Valeant Pharmaceuticals Takes Over ‘Female Viagra’ makerSprouts Pharmaceuticals
The drug will also bear a boxed warning that women should not drink or take certain types of other medications, including antifungal drugs, because of an interaction that can cause low blood pressure and fainting.
Sprout Pharmaceuticals, a startup that in 2010 purchased the rights to sponsor flibanserin’s FDA application, said it expects to make Addyi available to patients starting mid-October.
It took another rejection from the FDA in 2013 before Sprout could figure out how to meet with the agency’s criteria and move the drug along toward approval, which it finally achieved last week. Its latest decision comes after an advisory panel concluded in June that it should be approved with strict measures in place.
Addyi is the first approved drug for HSDD (which used to be called female sexual dysfunction and female sexual arousal disorder). The drug doesn’t actually function like Viagra, which relaxes muscles and increases blood flow; rather, Flibanserin treats hypoactive sexual desire disorder, and functions more like an antidepressant.
The sale is a big triumph for Robert and Cindy Whitehead a couple that have a long history in the pharmaceutical sector who formed Sprout acquire Addyi after the FDA declined to approve it and it was abandoned by its previous owner.
Once more, the exact mechanism that is triggered by flibanserin or Addyi is not known. Instead it helps rebalance the chemicals in a woman’s brain to restore their desire for someone to whom they are attracted.
How effective the first prescription libido drug to come to market will be for women remains to be seen, but its maker is already set to reap financial gain. Valeant’s method is to develop through acquisitions. Physicians prescribing Addyi and pharmacies selling it must be certified under a Risk Evaluation and Mitigation Strategy (REMS) program and counsel patients on the risks.

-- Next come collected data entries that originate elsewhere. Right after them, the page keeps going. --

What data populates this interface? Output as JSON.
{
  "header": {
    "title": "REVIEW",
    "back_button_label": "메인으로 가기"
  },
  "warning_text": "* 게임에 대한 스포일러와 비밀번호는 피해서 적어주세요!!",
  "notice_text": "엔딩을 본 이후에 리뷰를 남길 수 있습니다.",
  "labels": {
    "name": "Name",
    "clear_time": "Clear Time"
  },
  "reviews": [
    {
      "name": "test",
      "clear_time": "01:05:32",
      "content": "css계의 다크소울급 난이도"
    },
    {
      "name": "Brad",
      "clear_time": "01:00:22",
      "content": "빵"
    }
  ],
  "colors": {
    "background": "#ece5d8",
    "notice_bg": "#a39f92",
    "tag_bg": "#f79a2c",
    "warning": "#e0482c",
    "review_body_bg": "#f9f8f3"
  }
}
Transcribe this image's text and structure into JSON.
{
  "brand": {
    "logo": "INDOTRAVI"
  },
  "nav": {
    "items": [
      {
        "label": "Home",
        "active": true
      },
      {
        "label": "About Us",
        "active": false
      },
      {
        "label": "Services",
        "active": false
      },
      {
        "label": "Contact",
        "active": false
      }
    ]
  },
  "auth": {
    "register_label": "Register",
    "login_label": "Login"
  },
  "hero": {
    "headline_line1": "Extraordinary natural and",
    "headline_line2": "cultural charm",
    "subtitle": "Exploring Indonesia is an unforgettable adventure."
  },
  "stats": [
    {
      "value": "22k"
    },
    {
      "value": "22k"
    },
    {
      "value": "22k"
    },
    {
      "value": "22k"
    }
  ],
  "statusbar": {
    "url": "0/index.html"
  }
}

As per the reports, Valeant would be paying $500 million in cash.
Michael Pearson, Valeant chairman and CEO, was on CNBC to discuss the deal and how the company plans to market Addyi. Now, the company is widening its reach in the consumer market with a nominally historic (and quite controversial) female sexual dysfunction medication.
It’s also the only drug under the Sprout Pharmaceutical umbrella, approved or in trials.
Despite those restrictions, critics still say the FDA capitulated to industry-developed standards of sexuality, setting a unsafe precedent for future approvals.
She still thought the drug had the potential to be useful for women with HSDD.